Benjamin Tal, a senior economist at CIBC, advises Canadians to prepare for sooner than later interest rate hikes. He said the low-interest-rate environment is not normal and more of an emergency due to the pandemic. “The rates will eventually rise,” he added.

Tal wants homebuyers to think before buying a huge house with a huge mortgage. The current 25 basis points might rise to 1.5% or 2%. He asks, “Can you afford this mortgage if rates are 10, 150, or 200 basis points higher? Because the increase would be significant over time, Tal suggests buying a smaller house or renting instead.

Investment prospects

Real estate investment trusts (REITs) are alternatives for people who want exposure to Canada’s real estate sector. Canadian Apartment Properties (TSX:CAR.UN,) or CAPREIT and Killam Apartment (TSX:KMP.UN) are two of TSX’s steady performers as 2021 winds downs. The cash outlay is smaller, and you’ll receive recurring income streams like a true landlord.

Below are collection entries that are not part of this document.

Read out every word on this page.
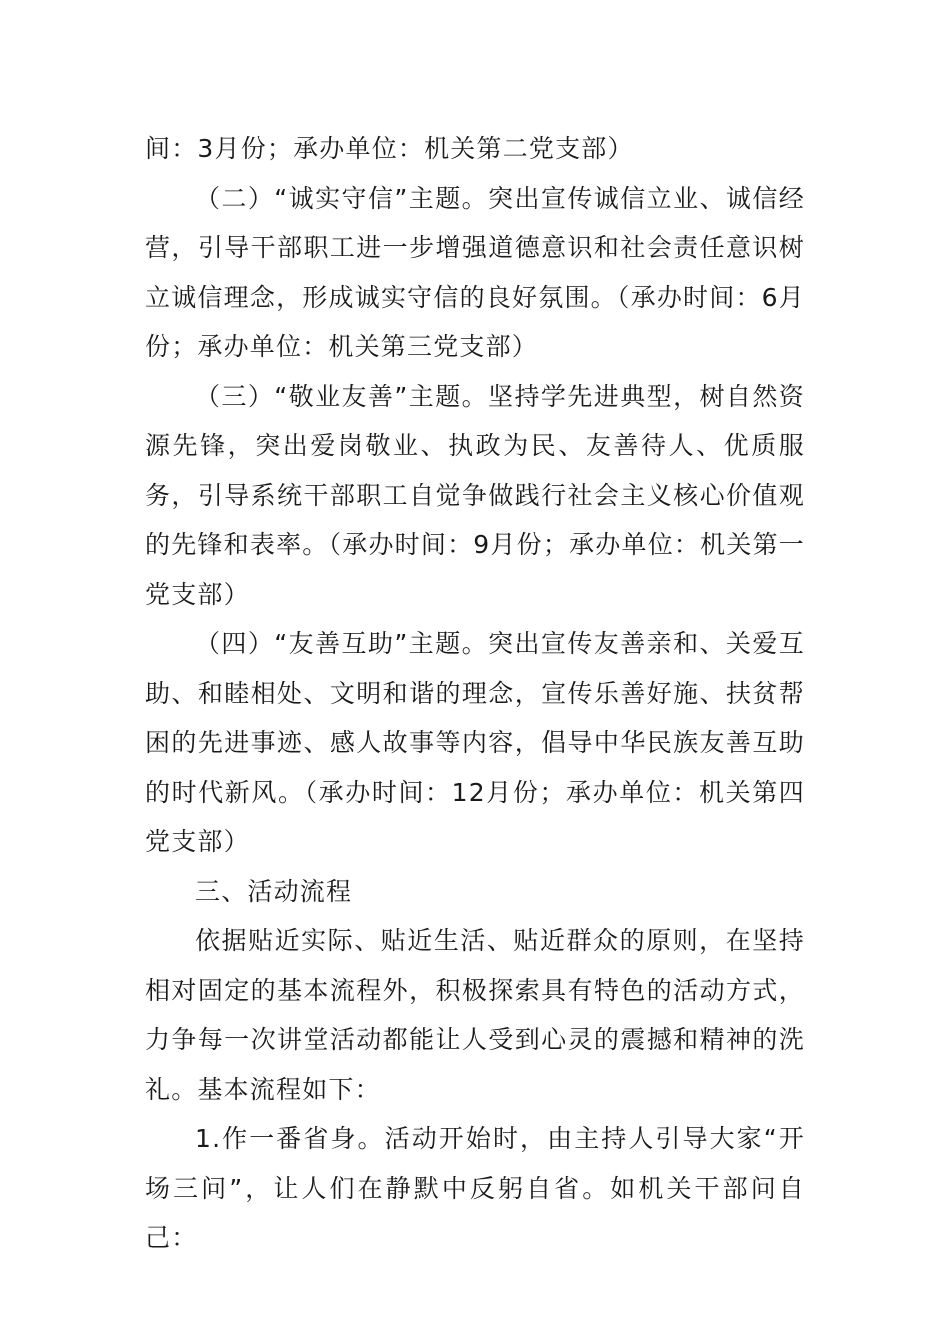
间：3月份；承办单位：机关第二党支部）

（二）“诚实守信”主题。突出宣传诚信立业、诚信经营，引导干部职工进一步增强道德意识和社会责任意识树立诚信理念，形成诚实守信的良好氛围。（承办时间：6月份；承办单位：机关第三党支部）

（三）“敬业友善”主题。坚持学先进典型，树自然资源先锋，突出爱岗敬业、执政为民、友善待人、优质服务，引导系统干部职工自觉争做践行社会主义核心价值观的先锋和表率。（承办时间：9月份；承办单位：机关第一党支部）

（四）“友善互助”主题。突出宣传友善亲和、关爱互助、和睦相处、文明和谐的理念，宣传乐善好施、扶贫帮困的先进事迹、感人故事等内容，倡导中华民族友善互助的时代新风。（承办时间：12月份；承办单位：机关第四党支部）

三、活动流程

依据贴近实际、贴近生活、贴近群众的原则，在坚持相对固定的基本流程外，积极探索具有特色的活动方式，力争每一次讲堂活动都能让人受到心灵的震撼和精神的洗礼。基本流程如下：

1.作一番省身。活动开始时，由主持人引导大家“开场三问”，让人们在静默中反躬自省。如机关干部问自己：
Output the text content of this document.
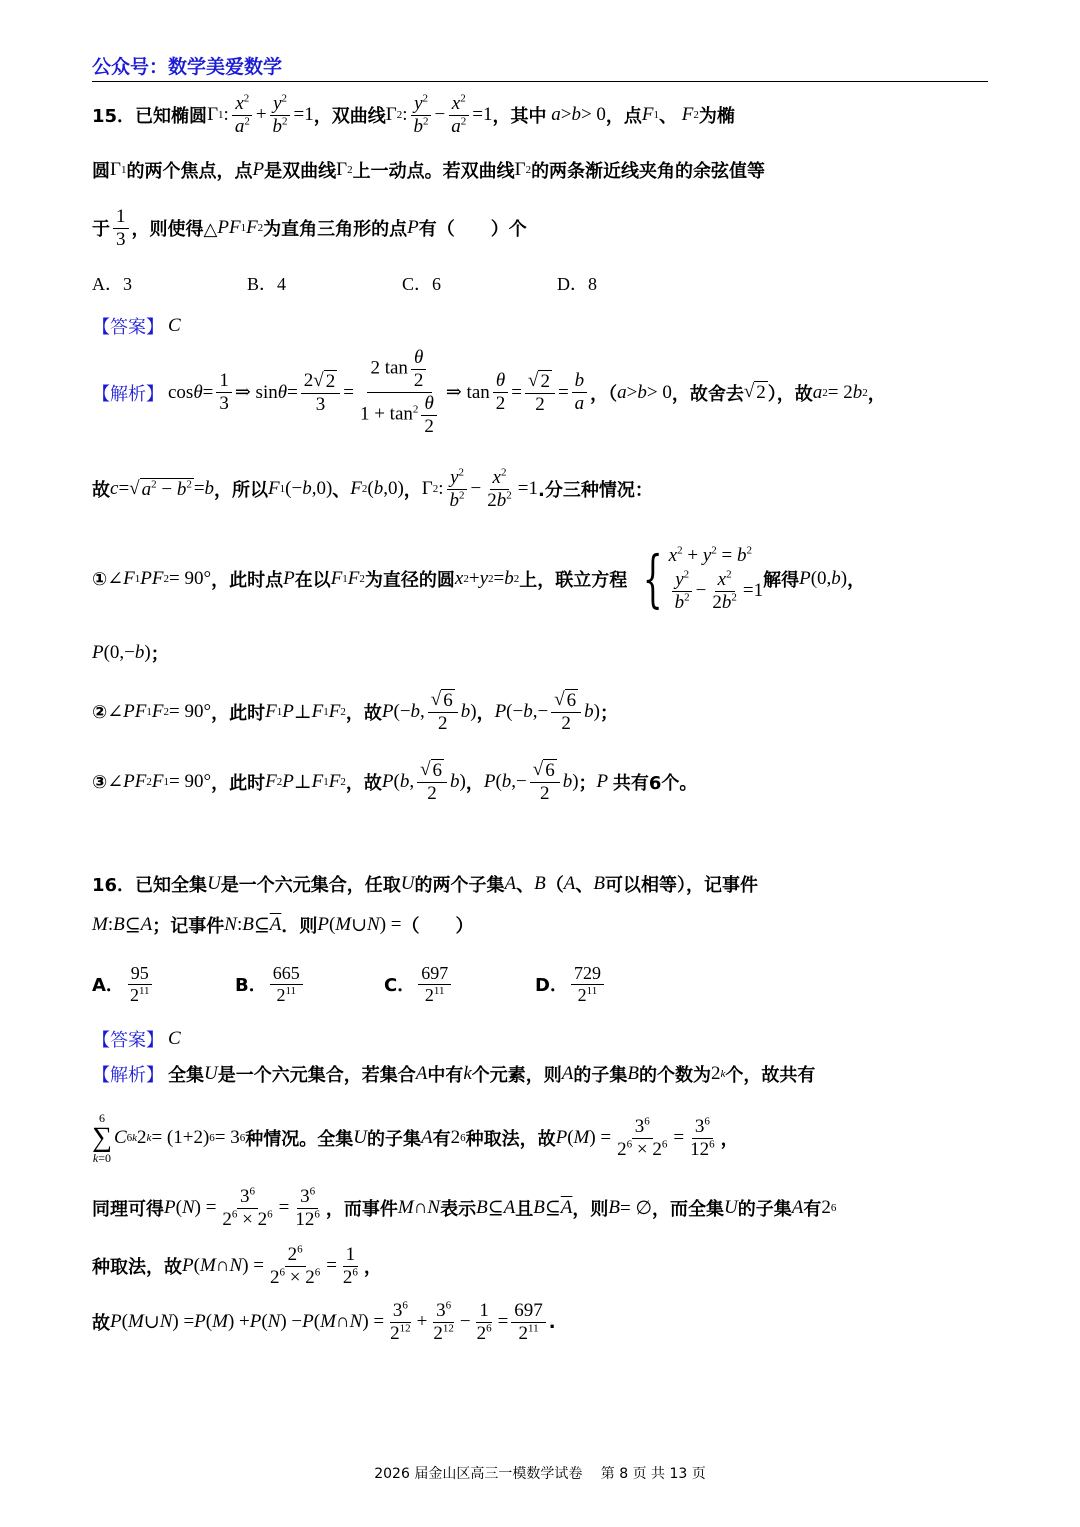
公众号：数学美爱数学
15． 已知椭圆 Γ 1 : $\frac{x^2}{a^2} + \frac{y^2}{b^2} =1$ ，双曲线 Γ 2 : $\frac{y^2}{b^2} - \frac{x^2}{a^2} =1$ ，其中
a > b > 0 ，点 F 1 、
F 2 为椭
圆 Γ 1 的两个焦点，点 P 是双曲线 Γ 2 上一动点。若双曲线 Γ 2 的两条渐近线夹角的余弦值等
于 $\frac{1}{3}$ ，则使得△ PF 1 F 2 为直角三角形的点 P 有（　　）个
A．3	B．4	C．6	D．8
【答案】 C
【解析】 $\cos \theta = \frac{1}{3}$ ⇒ $\sin \theta = \frac{2√ 2}{3} = \frac{2 \tan \frac{\theta}{2}}{1 + \tan^2 \frac{\theta}{2}}$ ⇒ $\tan \frac{\theta}{2} = \frac{√ 2}{2} = \frac{b}{a}$ ，（ a > b > 0 ，故舍去 √ 2 ），故 a 2 = 2 b 2 ，
故 c = √ $a^2 - b^2 = b$ ，所以 F 1 (− b ,0) 、 F 2 ( b ,0) ， Γ 2 : $\frac{y^2}{b^2} - \frac{x^2}{2b^2} =1$ .分三种情况：
① ∠ F 1 PF 2 = 90° ，此时点 P 在以 F 1 F 2 为直径的圆 x 2 + y 2 = b 2 上，联立方程 { $x^2 + y^2 = b^2$
$\frac{y^2}{b^2} - \frac{x^2}{2b^2} =1$ 解得 P (0, b ) ，
P (0,− b ) ；
② ∠ PF 1 F 2 = 90° ，此时 F 1 P ⊥ F 1 F 2 ，故 P (− b , $\frac{√ 6}{2}$ b ) ， P (− b ,− $\frac{√ 6}{2}$ b ) ；
③ ∠ PF 2 F 1 = 90° ，此时 F 2 P ⊥ F 1 F 2 ，故 P ( b , $\frac{√ 6}{2}$ b ) ， P ( b ,− $\frac{√ 6}{2}$ b ) ； P
共有6个。
16． 已知全集 U 是一个六元集合，任取 U 的两个子集 A 、 B （ A 、 B 可以相等），记事件
M : B ⊆ A ；记事件 N : B ⊆ $\overline{A}$ ．则 P ( M ∪ N ) = （　　）
A． $\frac{95}{2^{11}}$	B． $\frac{665}{2^{11}}$	C． $\frac{697}{2^{11}}$	D． $\frac{729}{2^{11}}$
【答案】 C
【解析】 全集 U 是一个六元集合，若集合 A 中有 k 个元素，则 A 的子集 B 的个数为 2 k 个，故共有
6
∑
k=0
C 6 k 2 k = (1+2) 6 = 3 6 种情况。全集 U 的子集 A 有 2 6 种取法，故 P ( M ) = $\frac{3^6}{2^6 \times 2^6} = \frac{3^6}{12^6}$ ，
同理可得 P ( N ) = $\frac{3^6}{2^6 \times 2^6} = \frac{3^6}{12^6}$ ，而事件 M ∩ N 表示 B ⊆ A 且 B ⊆ $\overline{A}$ ，则 B = ∅ ，而全集 U 的子集 A 有 2 6
种取法，故 P ( M ∩ N ) = $\frac{2^6}{2^6 \times 2^6} = \frac{1}{2^6}$ ，
故 P ( M ∪ N ) = P ( M ) + P ( N ) − P ( M ∩ N ) = $\frac{3^6}{2^{12}} + \frac{3^6}{2^{12}} - \frac{1}{2^6} = \frac{697}{2^{11}}$ .
2026 届金山区高三一模数学试卷　 第 8 页 共 13 页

Largest provider of quality rental housing

CAPREIT has a market cap of $10.59 billion and is Canada’s largest provider of quality rental housing. At $61.26 per share (+24.85% year-to-date), the dividend offer is 2.37%. This fully internalized growth-oriented REIT owns investment freehold interests in multi-unit residential properties. The assets include apartment buildings and townhouses. You can find them close to major urban centres across the country.

Despite the market changes and heightened risk environment, management said CAPREIT has a strong financial position. After the first half of 2021, CAPREIT’s 5% and 6% growths in operating revenues and net operating income (NOI) versus the same period last year indicate stable leasing activities. The overall portfolio occupancy is high at 97.2%.

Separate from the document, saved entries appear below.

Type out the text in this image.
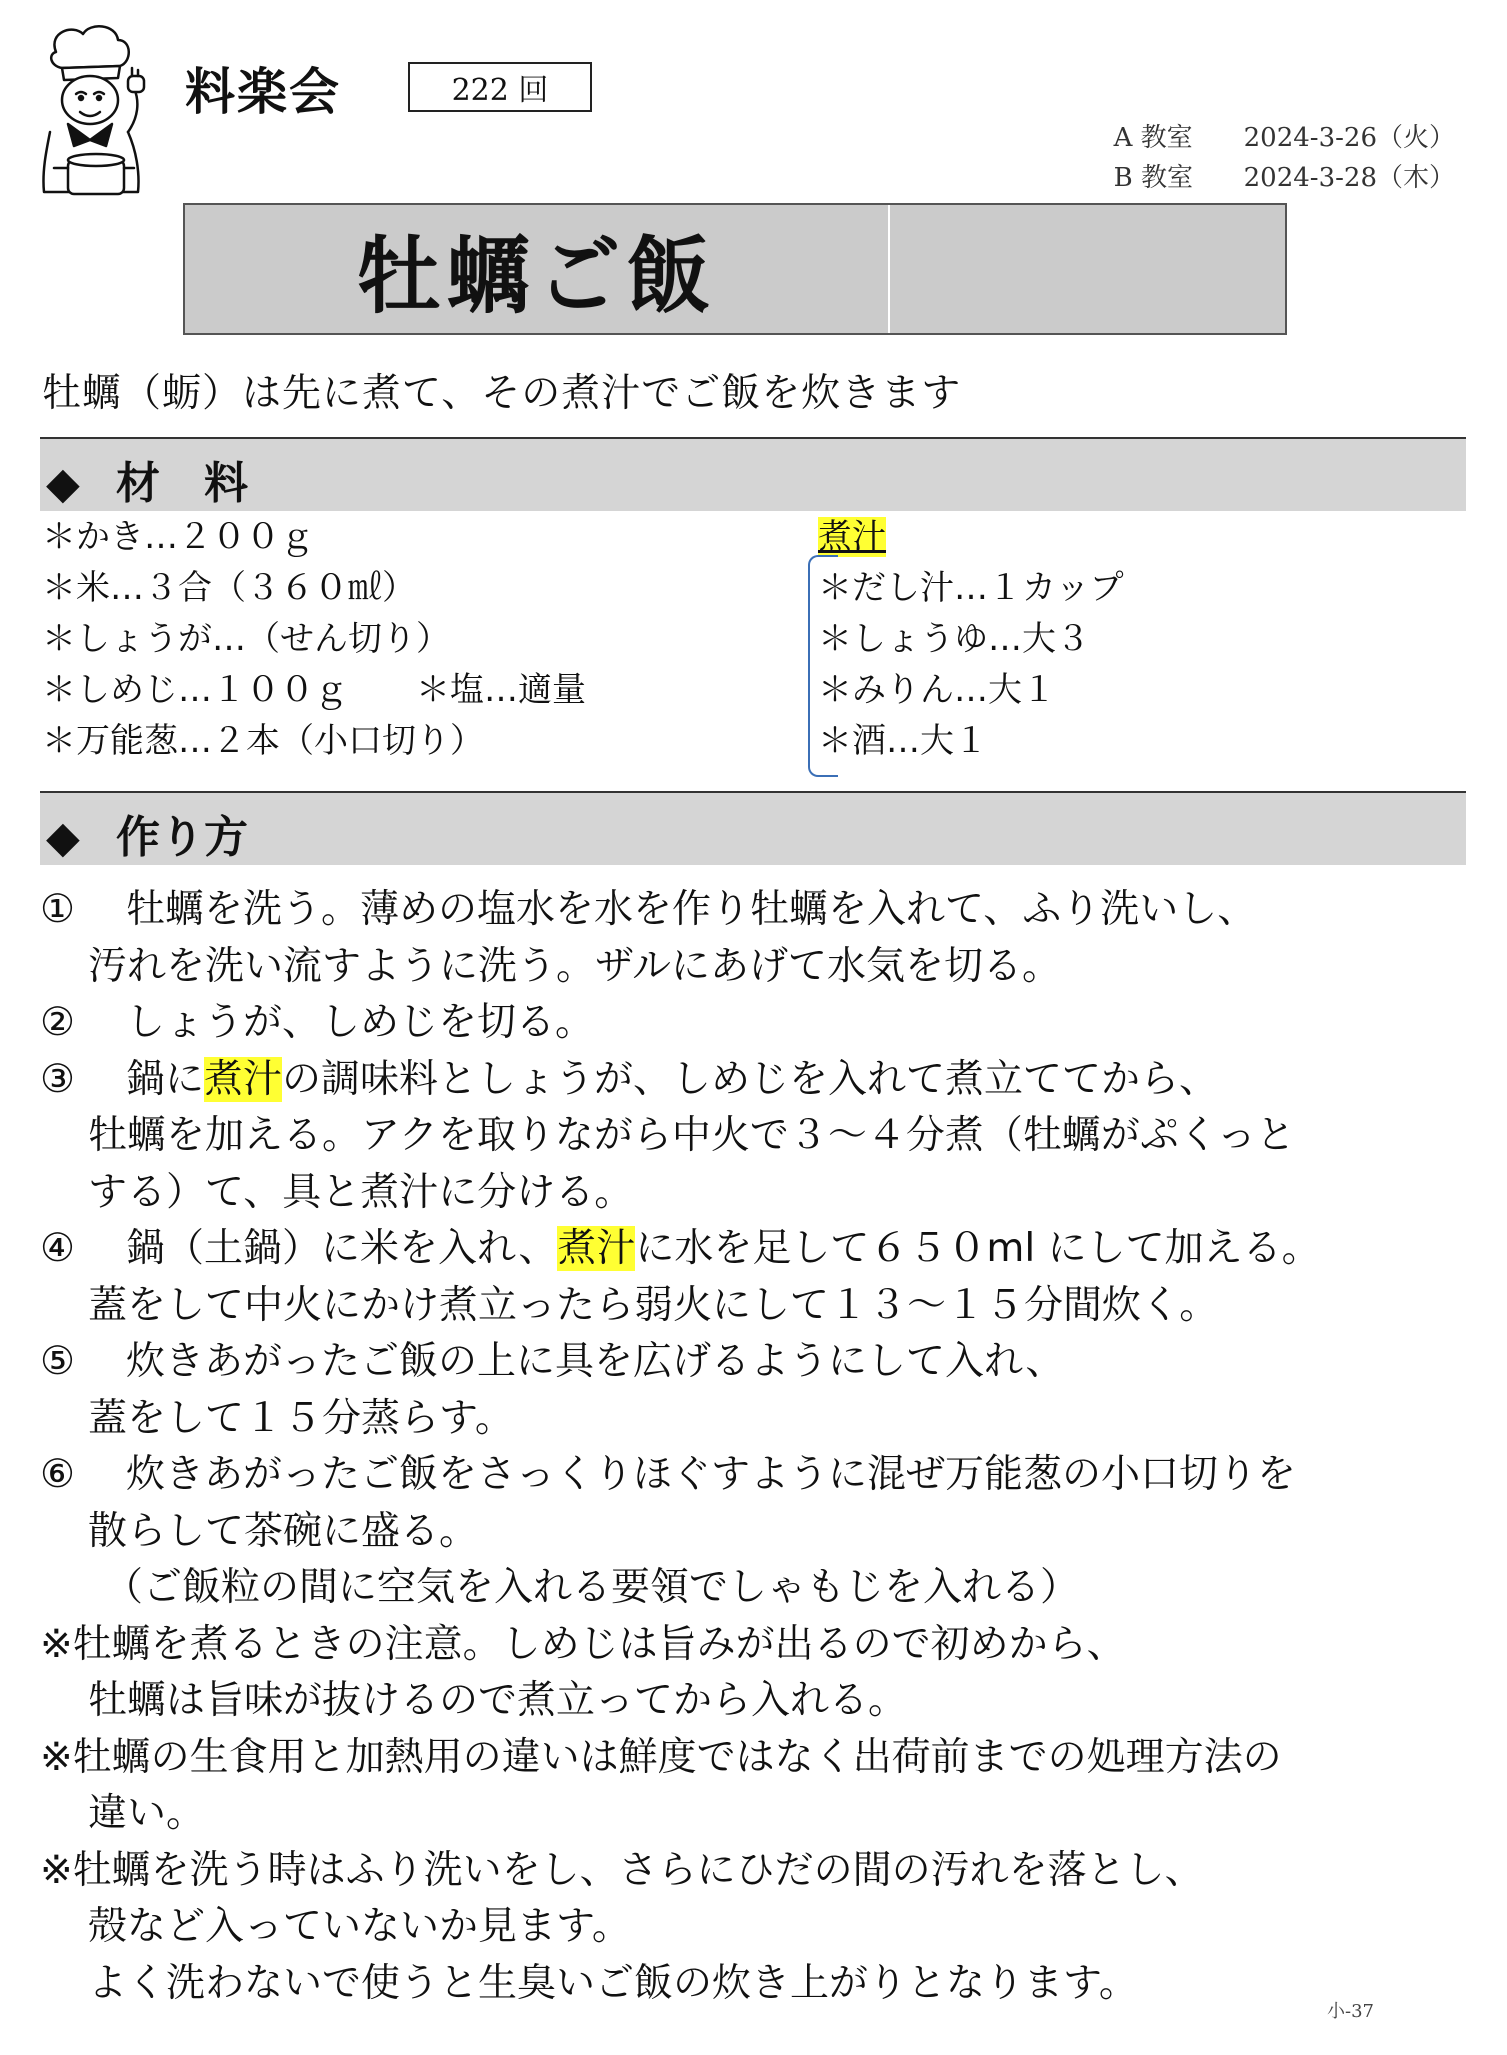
料楽会	222 回
A 教室 2024-3-26（火）
B 教室 2024-3-28（木）
牡蠣ご飯
牡蠣（蛎）は先に煮て、その煮汁でご飯を炊きます
◆ 材　料
＊かき…２００ｇ
＊米…３合（３６０㎖）
＊しょうが…（せん切り）
＊しめじ…１００ｇ　　＊塩…適量
＊万能葱…２本（小口切り）
煮汁
＊だし汁…１カップ
＊しょうゆ…大３
＊みりん…大１
＊酒…大１
◆ 作り方
① 牡蠣を洗う。薄めの塩水を水を作り牡蠣を入れて、ふり洗いし、
汚れを洗い流すように洗う。ザルにあげて水気を切る。
② しょうが、しめじを切る。
③ 鍋に煮汁の調味料としょうが、しめじを入れて煮立ててから、
牡蠣を加える。アクを取りながら中火で３～４分煮（牡蠣がぷくっと
する）て、具と煮汁に分ける。
④ 鍋（土鍋）に米を入れ、煮汁に水を足して６５０ml にして加える。
蓋をして中火にかけ煮立ったら弱火にして１３～１５分間炊く。
⑤ 炊きあがったご飯の上に具を広げるようにして入れ、
蓋をして１５分蒸らす。
⑥ 炊きあがったご飯をさっくりほぐすように混ぜ万能葱の小口切りを
散らして茶碗に盛る。
（ご飯粒の間に空気を入れる要領でしゃもじを入れる）
※牡蠣を煮るときの注意。しめじは旨みが出るので初めから、
牡蠣は旨味が抜けるので煮立ってから入れる。
※牡蠣の生食用と加熱用の違いは鮮度ではなく出荷前までの処理方法の
違い。
※牡蠣を洗う時はふり洗いをし、さらにひだの間の汚れを落とし、
殻など入っていないか見ます。
よく洗わないで使うと生臭いご飯の炊き上がりとなります。
小-37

Top-line growth to continue

Killam is smaller than CAPREIT but is also growth-oriented. This $2.55 billion REIT owns, operates, and develops apartments and manufactured home communities (MHCs). On the stock market, it outperforms the broader market year-to-date, +38.81% versus +23.07%. At $23.14 per share, the dividend yield is 3.02%.

After three quarters in 2021, Killam’s property revenues and NOI were 10% and 11% higher compared to the same period in 2020. The weighted average portfolio occupancy as of September 30, 2021, is 97.4%. In the back half of 2021 and beyond, management expects top-line growth to continue.

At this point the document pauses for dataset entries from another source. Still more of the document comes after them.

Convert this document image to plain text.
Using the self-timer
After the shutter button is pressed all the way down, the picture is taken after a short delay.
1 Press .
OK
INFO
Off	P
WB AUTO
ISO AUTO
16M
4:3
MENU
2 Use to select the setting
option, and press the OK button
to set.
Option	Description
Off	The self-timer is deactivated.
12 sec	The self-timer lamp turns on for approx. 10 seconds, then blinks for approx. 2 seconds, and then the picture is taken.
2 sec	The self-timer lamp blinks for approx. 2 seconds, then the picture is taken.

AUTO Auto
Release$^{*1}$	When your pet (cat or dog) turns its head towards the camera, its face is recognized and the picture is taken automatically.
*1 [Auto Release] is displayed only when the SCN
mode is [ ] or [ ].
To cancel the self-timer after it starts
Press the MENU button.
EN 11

Consider higher interest rates

CIBC’s Tal isn’t sure to what extent higher interest rates will kill the consumer. He understands the danger that new buyers will take on a disproportionate amount of risk versus Canadians with existing mortgages, saying that consumers must start thinking about higher interest rates because they are victims more than anyone else.

Fool contributor Christopher Liew has no position in any of the stocks mentioned. The Motley Fool owns shares of and recommends Killam Apartment REIT.